At times, Alonso felt, the only way to get answers was to find them himself. "I just have to grab the bull by the horn sometimes," he said. "I can't afford for someone else to play matador."

He started showing up at schools, often unannounced, at all hours. His first summer, he'd start his days checking out the exteriors of school buildings before dawn. He often spent the evening attending a PTA meeting. Within a year, he made it to more than 150 of the system's 192 schools.

One day last spring, he dropped in unannounced at an elementary/middle school where teachers were quitting midyear.
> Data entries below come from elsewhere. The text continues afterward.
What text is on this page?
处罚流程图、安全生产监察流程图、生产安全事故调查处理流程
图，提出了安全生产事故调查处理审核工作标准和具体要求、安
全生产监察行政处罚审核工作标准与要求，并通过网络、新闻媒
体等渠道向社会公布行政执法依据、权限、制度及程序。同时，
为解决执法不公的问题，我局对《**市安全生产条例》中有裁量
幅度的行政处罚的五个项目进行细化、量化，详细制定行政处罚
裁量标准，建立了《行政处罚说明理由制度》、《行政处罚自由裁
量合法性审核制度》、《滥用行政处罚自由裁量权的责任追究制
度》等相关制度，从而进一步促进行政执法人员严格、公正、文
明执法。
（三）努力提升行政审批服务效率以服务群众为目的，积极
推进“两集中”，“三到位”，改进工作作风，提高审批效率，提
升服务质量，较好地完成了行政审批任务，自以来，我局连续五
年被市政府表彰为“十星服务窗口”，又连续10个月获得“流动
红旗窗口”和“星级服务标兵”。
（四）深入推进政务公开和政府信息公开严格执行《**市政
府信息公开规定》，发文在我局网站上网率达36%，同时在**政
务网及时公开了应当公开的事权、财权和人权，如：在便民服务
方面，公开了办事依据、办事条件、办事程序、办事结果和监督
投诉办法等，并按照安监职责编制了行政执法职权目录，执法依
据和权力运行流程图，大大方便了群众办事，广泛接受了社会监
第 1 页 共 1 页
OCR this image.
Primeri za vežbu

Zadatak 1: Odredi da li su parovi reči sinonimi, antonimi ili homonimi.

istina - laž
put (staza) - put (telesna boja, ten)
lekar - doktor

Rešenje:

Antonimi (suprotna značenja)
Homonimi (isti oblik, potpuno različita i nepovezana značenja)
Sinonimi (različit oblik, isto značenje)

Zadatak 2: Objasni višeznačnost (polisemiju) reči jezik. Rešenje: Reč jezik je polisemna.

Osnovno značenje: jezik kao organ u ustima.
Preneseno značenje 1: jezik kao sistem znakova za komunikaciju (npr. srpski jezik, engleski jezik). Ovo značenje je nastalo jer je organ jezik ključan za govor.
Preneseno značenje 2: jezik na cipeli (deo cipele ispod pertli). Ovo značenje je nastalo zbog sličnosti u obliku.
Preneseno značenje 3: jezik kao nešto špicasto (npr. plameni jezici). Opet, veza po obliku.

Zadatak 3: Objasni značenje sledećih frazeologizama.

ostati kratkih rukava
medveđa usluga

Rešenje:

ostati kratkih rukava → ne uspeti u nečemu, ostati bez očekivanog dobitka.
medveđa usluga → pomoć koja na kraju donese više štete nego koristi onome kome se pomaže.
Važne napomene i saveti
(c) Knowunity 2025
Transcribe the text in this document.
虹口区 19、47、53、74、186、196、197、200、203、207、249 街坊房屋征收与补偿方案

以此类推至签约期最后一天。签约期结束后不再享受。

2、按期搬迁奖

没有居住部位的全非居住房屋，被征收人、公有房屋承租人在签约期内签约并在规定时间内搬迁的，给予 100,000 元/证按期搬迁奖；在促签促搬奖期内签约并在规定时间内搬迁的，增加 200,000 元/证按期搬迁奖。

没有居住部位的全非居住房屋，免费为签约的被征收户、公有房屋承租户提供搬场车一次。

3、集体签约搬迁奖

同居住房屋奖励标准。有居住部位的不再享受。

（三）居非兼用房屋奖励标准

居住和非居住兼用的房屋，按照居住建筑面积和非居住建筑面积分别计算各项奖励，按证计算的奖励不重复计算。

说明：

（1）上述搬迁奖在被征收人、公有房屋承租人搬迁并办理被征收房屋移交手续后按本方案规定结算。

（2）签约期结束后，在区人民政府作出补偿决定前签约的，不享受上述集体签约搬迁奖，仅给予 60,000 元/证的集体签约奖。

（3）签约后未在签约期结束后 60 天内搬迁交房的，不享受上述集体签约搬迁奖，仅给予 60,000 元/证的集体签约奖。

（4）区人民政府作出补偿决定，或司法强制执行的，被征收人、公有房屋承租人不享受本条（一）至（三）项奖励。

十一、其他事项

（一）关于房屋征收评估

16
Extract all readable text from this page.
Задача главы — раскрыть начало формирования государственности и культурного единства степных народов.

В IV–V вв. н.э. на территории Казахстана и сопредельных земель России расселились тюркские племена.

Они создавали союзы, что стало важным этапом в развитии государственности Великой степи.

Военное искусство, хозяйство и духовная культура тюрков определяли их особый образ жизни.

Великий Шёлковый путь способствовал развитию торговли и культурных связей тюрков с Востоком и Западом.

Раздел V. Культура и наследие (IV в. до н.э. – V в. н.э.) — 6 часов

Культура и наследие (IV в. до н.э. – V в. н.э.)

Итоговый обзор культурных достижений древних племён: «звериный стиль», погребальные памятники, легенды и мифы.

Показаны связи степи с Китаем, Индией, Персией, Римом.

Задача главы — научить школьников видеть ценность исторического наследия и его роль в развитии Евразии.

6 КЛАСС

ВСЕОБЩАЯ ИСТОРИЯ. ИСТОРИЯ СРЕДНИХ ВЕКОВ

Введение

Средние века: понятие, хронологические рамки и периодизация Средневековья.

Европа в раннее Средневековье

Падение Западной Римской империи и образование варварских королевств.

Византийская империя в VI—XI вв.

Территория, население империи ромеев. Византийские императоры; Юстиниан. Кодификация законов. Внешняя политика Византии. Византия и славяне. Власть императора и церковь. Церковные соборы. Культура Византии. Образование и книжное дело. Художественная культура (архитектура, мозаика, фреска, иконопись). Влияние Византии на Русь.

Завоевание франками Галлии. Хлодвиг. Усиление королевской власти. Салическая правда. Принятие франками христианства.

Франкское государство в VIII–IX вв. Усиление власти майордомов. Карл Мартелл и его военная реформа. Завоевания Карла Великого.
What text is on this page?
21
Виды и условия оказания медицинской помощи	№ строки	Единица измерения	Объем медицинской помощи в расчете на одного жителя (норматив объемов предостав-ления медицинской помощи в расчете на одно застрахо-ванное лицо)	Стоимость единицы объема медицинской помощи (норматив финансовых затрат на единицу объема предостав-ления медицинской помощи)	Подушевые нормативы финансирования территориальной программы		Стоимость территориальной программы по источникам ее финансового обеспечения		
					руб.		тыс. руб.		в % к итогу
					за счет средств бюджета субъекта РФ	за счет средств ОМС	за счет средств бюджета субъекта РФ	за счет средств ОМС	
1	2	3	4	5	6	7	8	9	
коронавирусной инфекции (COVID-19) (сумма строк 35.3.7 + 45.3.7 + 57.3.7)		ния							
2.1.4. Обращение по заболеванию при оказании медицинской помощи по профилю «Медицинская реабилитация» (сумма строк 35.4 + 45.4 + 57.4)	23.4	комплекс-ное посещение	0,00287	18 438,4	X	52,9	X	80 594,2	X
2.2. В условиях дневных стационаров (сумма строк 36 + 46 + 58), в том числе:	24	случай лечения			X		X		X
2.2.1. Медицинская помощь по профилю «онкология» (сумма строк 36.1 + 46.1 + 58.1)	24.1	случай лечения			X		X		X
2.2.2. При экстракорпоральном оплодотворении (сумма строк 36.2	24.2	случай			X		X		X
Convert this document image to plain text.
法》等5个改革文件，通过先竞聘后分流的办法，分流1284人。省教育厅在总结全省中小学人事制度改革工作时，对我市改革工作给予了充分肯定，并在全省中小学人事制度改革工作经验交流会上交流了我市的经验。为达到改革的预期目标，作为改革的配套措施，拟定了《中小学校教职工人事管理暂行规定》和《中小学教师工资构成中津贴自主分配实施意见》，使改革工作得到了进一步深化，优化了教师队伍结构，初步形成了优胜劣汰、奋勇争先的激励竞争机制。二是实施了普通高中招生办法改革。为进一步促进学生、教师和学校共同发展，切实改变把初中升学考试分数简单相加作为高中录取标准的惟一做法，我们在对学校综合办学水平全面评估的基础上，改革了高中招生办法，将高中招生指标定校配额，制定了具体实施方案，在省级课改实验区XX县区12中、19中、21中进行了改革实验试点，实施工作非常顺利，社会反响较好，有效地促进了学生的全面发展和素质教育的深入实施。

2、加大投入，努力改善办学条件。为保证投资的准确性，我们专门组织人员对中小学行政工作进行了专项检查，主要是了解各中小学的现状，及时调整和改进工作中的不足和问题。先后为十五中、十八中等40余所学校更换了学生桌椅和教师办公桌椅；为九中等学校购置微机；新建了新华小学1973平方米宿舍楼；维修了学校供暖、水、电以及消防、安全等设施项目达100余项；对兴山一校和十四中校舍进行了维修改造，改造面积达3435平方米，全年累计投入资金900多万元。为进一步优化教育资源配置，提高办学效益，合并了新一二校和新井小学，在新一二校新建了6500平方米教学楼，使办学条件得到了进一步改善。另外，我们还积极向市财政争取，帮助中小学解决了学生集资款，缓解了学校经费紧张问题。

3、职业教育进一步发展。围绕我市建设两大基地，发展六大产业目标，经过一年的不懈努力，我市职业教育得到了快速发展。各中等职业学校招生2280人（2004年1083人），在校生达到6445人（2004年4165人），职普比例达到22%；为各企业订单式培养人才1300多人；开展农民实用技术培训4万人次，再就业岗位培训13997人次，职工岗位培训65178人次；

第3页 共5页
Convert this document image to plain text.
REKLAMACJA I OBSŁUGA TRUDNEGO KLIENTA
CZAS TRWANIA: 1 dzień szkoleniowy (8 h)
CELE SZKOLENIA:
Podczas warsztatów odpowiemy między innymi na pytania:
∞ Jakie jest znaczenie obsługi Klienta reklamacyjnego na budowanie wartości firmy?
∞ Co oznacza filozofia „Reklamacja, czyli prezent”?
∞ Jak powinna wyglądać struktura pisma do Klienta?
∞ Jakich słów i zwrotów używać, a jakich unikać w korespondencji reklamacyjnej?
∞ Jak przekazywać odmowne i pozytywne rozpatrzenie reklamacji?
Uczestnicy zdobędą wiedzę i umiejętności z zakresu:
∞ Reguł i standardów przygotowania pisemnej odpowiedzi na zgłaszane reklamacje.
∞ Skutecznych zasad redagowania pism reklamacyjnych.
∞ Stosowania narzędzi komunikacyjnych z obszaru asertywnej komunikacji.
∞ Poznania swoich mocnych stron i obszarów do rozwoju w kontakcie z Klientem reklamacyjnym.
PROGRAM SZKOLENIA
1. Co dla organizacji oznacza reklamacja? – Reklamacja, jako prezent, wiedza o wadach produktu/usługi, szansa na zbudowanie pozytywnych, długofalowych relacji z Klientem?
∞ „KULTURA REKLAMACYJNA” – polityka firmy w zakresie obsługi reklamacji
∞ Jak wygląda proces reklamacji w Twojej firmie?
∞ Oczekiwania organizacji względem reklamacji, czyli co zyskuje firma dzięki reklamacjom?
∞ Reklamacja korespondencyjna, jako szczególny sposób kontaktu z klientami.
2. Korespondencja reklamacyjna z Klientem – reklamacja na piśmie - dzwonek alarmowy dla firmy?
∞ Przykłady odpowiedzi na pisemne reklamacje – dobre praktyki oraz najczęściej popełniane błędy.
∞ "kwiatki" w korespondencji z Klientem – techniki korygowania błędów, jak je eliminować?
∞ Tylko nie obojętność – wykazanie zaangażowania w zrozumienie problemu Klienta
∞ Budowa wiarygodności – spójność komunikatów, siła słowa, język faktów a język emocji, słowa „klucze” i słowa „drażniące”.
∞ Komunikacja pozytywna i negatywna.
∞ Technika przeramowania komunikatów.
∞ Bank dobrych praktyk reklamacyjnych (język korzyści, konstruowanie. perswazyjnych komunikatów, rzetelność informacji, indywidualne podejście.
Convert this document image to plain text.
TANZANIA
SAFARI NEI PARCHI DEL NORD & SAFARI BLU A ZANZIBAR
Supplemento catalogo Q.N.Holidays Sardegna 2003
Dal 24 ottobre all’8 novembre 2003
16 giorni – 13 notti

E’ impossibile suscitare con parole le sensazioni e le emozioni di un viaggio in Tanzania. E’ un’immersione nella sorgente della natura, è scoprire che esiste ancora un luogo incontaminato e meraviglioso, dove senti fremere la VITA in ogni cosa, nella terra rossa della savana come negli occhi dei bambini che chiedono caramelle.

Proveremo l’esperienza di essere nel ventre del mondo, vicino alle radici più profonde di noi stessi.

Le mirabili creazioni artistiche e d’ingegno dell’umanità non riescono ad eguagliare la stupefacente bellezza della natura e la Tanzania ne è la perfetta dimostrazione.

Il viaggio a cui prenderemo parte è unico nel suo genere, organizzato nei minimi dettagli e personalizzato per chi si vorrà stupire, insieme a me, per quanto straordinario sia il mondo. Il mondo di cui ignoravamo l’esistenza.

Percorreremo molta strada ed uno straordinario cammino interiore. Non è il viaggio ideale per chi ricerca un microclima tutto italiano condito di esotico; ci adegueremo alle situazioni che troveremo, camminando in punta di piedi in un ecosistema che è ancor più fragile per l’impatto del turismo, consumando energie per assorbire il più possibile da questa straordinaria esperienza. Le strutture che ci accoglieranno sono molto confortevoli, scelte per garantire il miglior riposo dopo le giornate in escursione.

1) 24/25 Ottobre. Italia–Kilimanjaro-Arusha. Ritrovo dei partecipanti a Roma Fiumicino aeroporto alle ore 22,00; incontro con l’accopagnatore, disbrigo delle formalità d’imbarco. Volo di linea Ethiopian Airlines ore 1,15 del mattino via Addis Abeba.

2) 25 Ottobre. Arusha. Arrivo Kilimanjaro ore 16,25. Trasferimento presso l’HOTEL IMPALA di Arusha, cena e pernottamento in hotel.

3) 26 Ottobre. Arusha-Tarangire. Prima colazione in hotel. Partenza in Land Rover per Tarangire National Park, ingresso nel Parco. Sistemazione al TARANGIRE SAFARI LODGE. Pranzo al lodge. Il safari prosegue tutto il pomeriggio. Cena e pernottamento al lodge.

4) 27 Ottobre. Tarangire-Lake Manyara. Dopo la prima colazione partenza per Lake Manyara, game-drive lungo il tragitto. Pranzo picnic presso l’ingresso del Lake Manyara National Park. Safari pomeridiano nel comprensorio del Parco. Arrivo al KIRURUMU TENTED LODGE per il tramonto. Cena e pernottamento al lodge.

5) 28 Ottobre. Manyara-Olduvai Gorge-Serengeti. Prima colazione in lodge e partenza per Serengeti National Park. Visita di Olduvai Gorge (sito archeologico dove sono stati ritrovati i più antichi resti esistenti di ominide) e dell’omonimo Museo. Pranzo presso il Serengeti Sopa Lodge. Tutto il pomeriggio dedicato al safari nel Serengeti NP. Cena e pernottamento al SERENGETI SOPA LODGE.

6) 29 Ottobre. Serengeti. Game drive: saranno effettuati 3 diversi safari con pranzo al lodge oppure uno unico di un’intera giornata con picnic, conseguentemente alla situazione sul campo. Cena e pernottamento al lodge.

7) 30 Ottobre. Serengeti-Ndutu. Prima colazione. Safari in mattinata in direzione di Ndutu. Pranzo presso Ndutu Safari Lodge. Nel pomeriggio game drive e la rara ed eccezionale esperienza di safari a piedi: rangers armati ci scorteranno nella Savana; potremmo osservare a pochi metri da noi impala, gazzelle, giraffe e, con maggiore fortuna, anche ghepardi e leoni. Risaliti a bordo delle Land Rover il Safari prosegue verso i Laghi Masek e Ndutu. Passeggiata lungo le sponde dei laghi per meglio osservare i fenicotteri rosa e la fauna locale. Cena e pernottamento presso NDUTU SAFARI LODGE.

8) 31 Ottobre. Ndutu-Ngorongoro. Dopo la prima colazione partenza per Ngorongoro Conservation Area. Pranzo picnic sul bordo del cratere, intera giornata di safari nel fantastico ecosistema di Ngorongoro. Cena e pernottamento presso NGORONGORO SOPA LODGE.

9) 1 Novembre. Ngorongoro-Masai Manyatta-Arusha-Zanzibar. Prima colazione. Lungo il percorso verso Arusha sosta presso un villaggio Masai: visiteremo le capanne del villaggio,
He strolled into the office and signed the visitor log. A nervous assistant principal showed him to a room where, on a chalkboard, nine students' names were written along with "defiance," "disrespect," "insubordination" and "violation of school rules." The principal left a meeting with the parent of a child returning from suspension to join them.

Alonso had been invited to the school's arts night, so he started his questioning on that topic. The principal told him about the full-time art teacher, the two full-time and one part-time classroom music teachers, the instrumental music teacher, the band teacher. "My God," Alonso blurted out, "how many people do you have doing the arts in your school?"

"Seven."

Not that he didn't support arts education, but how was this an effective use of resources? The principal was complaining that she didn't have the money to hire teachers in all the basic middle school subjects.

Alonso pointed out that she was due to receive an $800,000 budget increase.